Image Source: Zacks Investment Research
Key Valuation Metric
From a valuation standpoint, Jabil appears to be trading at a discount relative to the industry. Going by the price/earnings ratio, the company’s shares currently trade at 27.43 forward earnings, lower than 29.06 for the industry but above its mean of 21.68.
Image Source: Zacks Investment Research
Investment Considerations
The AI infrastructure market remains the biggest growth engine for Jabil. AI is driving a structural transformation across the technology landscape. This represents a long-term secular growth trend rather than a temporary surge. Enterprises are rushing to integrate AI into their operations to improve efficiency, enhance productivity and strengthen their competitive positioning. This shift is prompting hyperscalers such as Amazon, Microsoft and Google to quickly expand AI-focused data center infrastructure.
Per a report from Grand View Research, the AI data center market was valued at $147.28 billion in 2025. It is projected to reach $810.61 billion with a compound annual growth rate of 23.9% from 2026 to 2033. Jabil is strategically expanding its AI-native portfolio to capitalize on this growing opportunity and gain a competitive edge against other players in the electronics manufacturing services industry, such as Flex, Sanmina and Celestica.
Customers are increasing high-speed interconnect investments to support AI workloads. Demand for leading-edge AI racks and AI servers is outpacing Jabil’s ability to supply. Apart from the AI infrastructure business, the healthcare business remains strong. Healthy demand for drug delivery platforms, GLP-1 products, continuous glucose monitors, diagnostics and minimally invasive technologies is driving growth. The automotive business is recovering, backed by growing traction across both traditional internal combustion engine (ICE) and electric vehicle (EV) platforms. Improving EV momentum outside the United States is a tailwind.

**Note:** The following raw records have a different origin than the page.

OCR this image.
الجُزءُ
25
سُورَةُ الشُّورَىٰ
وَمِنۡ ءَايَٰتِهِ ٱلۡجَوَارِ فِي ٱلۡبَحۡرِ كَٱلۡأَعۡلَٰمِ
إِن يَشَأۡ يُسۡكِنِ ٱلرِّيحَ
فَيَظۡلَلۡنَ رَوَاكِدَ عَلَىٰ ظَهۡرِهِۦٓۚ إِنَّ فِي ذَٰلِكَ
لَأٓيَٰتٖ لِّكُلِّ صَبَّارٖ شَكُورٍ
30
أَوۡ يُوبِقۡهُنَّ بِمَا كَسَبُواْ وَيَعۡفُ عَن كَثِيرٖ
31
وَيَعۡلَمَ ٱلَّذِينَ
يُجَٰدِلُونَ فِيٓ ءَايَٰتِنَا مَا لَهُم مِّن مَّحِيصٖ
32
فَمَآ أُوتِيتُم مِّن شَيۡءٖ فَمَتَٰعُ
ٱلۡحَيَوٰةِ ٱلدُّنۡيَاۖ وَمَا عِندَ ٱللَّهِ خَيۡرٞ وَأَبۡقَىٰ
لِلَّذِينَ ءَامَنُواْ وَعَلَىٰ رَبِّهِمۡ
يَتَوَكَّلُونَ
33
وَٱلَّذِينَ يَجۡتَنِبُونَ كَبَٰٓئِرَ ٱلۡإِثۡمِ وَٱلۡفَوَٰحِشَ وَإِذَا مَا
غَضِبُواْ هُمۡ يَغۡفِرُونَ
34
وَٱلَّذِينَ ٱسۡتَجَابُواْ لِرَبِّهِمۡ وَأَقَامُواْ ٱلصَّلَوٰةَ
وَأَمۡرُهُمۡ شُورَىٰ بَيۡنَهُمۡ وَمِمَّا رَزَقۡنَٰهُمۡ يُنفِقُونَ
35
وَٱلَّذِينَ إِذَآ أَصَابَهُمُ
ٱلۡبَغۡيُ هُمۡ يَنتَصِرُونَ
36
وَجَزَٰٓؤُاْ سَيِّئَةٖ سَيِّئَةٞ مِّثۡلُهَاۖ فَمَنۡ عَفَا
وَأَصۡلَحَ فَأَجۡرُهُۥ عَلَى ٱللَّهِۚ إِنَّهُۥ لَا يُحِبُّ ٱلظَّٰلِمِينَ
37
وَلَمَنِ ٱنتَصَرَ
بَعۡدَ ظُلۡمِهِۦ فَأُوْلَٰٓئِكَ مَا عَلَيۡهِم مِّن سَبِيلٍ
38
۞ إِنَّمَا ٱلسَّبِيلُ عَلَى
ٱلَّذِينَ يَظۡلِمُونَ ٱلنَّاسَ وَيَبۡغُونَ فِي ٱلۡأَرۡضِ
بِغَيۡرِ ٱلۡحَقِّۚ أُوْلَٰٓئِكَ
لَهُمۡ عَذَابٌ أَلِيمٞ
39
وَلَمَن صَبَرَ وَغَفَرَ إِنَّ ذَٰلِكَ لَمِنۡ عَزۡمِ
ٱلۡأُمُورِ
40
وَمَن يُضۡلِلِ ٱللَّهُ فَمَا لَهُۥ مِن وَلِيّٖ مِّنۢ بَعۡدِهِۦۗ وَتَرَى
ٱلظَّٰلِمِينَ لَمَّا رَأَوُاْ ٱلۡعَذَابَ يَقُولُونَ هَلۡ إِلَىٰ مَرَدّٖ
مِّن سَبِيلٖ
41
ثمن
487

Digital commerce pace continues to grow, backed by the adoption of advanced retail systems, warehouse automation and robotics. However, demand softness in consumer-centric products continues to impact growth in this segment. Renewables are showing early signs of recovery. The company's solar business mix now includes both residential and commercial installations.
Moreover, Jabil’s multi-region presence has boosted its reliability to its customers. It is focusing on localizing its manufacturing units to cater to regional demands. These factors are expected to have a favorable impact on Jabil’s third-quarter earnings.
End Note
Jabil is set to benefit from an AI-driven infrastructure boom and strong demand in healthcare and warehouse automation verticals. Recovery in the automobile and renewable energy infrastructure is a positive factor. The company has developed the ability to design and deliver fully integrated AI systems by combining compute, networking, power distribution and advanced cooling solutions tailored to customer requirements. This end-to-end approach, combined with a strong supply chain network, significantly boosts its reliability among hyperscaler customers and large organizations by reducing the total cost of ownership and expediting deployment timelines. Owing to these factors, Jabil is a good investment option at present.